Oireachtas Joint and Select Committees

Thursday, 6 March 2014

Select Committee on Agriculture, Food and the Marine

Forestry Bill 2013: Committee Stage (Resumed)

11:25 am

Photo of Richard Boyd BarrettRichard Boyd Barrett (Dún Laoghaire, People Before Profit Alliance) | Oireachtas source

I have praise for everyone who fought to keep our forests public. This does not mean that all is rosy in the Coillte garden. There are concerns about Coillte, its objectives and the fact that it has failed in the area of afforestation. I imagine the company will give reasons and justifications for that but when the largest owner and the public owner of our forests has not assisted in our reaching our targets and, consequently, we have fallen far short of them, then the matter must be addressed. There are many other questions relating to objectives, priorities, governance, conflicts of interest and the sale of some public forests, all of which need to be examined. We cannot properly address the question of Irish forestry without bringing Coillte into the frame.

The Act that established Coillte predated the Rio declaration and the principles of sustainable forest management that are supposed to inform this Bill as well as our approach to forestry generally and that is a problem. It is problematic that we are dealing with this Bill at a time when the long-promised review of Coillte has never materialised. It was never published, it was started and abandoned somewhere along the line.

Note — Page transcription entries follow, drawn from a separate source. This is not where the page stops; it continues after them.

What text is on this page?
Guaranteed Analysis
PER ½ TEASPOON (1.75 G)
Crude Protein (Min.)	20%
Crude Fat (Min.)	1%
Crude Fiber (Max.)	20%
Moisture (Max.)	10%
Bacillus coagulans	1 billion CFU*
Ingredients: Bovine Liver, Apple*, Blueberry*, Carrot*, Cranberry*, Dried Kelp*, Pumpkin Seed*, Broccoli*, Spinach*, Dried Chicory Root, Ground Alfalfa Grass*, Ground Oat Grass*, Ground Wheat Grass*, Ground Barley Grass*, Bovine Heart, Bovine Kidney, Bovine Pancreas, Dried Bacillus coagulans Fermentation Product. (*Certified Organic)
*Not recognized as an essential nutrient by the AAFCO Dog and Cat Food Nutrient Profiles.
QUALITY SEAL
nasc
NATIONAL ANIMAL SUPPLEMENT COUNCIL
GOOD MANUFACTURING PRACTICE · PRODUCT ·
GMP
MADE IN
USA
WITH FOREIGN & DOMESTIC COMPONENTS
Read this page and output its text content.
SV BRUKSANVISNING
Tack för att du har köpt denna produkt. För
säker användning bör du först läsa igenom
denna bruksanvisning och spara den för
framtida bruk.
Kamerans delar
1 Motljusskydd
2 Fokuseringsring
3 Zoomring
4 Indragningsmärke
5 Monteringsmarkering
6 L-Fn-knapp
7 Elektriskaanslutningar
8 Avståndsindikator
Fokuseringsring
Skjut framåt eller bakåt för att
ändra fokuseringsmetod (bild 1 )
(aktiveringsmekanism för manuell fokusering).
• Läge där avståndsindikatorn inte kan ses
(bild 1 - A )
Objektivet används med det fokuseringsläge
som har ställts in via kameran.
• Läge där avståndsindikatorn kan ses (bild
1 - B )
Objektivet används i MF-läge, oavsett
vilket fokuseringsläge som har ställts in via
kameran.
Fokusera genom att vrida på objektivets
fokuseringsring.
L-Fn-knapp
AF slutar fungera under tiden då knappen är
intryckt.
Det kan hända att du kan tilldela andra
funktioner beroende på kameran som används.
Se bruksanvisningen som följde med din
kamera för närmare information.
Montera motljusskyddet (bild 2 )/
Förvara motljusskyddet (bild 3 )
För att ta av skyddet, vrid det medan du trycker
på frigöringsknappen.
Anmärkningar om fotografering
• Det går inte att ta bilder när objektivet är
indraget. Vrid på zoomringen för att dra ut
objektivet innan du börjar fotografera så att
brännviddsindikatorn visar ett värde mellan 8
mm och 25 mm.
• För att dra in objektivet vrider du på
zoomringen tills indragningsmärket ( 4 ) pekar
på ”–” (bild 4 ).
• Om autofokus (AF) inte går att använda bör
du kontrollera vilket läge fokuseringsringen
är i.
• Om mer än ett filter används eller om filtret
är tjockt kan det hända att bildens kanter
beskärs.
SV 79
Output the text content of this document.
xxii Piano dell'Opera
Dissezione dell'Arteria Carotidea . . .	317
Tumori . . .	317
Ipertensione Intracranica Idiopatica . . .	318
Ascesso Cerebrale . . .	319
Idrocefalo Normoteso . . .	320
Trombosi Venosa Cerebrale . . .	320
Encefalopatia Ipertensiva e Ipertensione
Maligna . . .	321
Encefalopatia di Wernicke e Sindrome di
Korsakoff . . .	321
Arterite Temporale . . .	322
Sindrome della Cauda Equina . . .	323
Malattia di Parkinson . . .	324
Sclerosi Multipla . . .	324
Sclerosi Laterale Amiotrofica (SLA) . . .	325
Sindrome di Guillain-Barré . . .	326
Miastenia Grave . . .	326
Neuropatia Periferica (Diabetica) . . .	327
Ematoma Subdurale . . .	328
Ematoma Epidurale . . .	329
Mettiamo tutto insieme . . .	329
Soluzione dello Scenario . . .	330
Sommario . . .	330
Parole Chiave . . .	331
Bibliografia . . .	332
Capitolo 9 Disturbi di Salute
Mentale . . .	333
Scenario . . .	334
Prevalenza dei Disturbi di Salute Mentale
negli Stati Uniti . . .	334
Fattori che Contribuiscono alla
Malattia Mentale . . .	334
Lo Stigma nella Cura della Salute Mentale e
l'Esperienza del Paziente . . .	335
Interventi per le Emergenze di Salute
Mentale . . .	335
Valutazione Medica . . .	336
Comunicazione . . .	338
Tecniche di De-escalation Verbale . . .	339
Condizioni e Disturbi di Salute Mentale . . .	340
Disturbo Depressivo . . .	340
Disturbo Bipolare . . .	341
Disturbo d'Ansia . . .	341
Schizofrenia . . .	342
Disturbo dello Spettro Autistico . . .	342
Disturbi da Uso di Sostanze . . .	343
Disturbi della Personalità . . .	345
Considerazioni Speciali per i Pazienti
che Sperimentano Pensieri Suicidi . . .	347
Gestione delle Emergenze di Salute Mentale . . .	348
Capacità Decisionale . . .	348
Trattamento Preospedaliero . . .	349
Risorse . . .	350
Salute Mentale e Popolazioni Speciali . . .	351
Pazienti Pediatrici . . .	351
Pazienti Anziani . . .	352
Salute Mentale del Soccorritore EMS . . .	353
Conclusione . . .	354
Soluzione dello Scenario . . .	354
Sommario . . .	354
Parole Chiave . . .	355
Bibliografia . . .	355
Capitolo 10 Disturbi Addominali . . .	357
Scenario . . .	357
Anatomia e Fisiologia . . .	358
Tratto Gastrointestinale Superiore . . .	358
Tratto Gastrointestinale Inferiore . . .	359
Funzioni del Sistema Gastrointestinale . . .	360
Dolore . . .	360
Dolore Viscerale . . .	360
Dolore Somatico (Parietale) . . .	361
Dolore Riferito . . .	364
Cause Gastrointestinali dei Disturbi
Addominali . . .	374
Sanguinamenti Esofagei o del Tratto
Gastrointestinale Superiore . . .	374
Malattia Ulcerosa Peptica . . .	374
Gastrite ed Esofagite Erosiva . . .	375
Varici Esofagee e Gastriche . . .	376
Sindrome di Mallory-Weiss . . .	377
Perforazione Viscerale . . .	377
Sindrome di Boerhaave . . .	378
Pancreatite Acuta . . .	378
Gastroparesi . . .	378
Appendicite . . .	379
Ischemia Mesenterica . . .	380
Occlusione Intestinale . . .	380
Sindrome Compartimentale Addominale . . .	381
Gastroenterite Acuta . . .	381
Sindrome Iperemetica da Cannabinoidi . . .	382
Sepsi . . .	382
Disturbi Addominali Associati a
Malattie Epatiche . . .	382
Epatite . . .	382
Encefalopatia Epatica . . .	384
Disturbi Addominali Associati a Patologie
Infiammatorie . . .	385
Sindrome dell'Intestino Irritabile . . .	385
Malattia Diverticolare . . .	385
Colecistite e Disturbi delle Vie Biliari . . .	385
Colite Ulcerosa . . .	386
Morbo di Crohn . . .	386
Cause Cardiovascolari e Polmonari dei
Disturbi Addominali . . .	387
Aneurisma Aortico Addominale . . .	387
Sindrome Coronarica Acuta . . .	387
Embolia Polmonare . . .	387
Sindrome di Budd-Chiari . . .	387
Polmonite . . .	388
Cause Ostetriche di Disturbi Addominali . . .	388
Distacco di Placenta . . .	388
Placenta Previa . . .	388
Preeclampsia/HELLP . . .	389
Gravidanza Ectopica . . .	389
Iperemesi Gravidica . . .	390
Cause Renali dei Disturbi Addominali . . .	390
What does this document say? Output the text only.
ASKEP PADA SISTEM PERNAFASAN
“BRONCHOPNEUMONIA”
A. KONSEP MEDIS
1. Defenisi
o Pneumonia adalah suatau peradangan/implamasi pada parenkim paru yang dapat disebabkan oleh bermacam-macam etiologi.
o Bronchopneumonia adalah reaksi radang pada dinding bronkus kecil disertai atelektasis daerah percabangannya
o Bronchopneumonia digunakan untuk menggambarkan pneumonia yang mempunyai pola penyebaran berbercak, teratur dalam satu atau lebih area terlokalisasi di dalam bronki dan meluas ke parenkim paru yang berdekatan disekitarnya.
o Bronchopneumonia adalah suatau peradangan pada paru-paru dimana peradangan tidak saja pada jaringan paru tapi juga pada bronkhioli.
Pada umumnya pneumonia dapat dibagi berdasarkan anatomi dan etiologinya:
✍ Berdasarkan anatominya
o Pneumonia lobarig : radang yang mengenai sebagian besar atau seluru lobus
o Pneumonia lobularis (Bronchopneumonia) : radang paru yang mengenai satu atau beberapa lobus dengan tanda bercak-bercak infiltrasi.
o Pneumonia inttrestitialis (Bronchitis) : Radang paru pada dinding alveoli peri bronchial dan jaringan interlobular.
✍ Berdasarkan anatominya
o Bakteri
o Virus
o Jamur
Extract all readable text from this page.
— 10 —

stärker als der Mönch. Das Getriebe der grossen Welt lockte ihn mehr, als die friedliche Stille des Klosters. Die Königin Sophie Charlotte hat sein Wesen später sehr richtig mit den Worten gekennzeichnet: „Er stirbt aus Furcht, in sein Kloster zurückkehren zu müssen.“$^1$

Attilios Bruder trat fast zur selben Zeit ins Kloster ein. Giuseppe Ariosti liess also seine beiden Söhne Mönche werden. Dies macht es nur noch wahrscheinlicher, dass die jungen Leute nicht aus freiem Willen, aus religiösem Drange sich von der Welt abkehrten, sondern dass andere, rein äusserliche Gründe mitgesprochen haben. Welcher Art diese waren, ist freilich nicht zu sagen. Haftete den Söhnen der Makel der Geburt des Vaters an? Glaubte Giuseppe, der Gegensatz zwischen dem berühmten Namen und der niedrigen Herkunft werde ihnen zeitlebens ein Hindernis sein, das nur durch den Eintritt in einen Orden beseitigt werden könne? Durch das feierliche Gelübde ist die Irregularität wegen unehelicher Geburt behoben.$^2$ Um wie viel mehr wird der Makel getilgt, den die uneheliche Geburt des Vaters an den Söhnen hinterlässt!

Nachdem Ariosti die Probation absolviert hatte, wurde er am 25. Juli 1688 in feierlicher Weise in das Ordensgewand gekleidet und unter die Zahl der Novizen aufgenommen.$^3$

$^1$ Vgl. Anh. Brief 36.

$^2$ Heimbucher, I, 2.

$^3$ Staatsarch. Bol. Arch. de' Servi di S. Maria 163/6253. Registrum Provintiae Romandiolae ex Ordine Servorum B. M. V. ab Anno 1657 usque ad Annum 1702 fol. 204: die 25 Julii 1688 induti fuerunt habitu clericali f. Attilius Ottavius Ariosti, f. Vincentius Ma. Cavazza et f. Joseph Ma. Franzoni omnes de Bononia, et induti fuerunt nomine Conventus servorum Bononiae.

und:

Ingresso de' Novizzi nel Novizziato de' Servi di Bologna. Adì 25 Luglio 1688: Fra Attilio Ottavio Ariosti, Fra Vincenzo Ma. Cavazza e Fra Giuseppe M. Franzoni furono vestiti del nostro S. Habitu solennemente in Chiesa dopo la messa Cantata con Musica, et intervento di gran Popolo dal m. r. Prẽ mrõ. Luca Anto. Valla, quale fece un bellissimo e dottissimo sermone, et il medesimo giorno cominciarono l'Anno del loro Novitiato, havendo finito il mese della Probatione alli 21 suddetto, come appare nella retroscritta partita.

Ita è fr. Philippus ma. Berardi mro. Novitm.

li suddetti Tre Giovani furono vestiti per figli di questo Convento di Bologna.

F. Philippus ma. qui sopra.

There is something of a veil of secrecy around Coillte. It is insulated from proper scrutiny and accountability. For all these reasons we believe it is imperative to have a review of the Forestry Act 1988, which is out of date in so far as it informs the position of Coillte. We have moved on to Rio and all of the things that flow out of the declaration. Therefore, Coillte must be brought into that frame. We need a review of Coillte to inform proper forest policy in the country.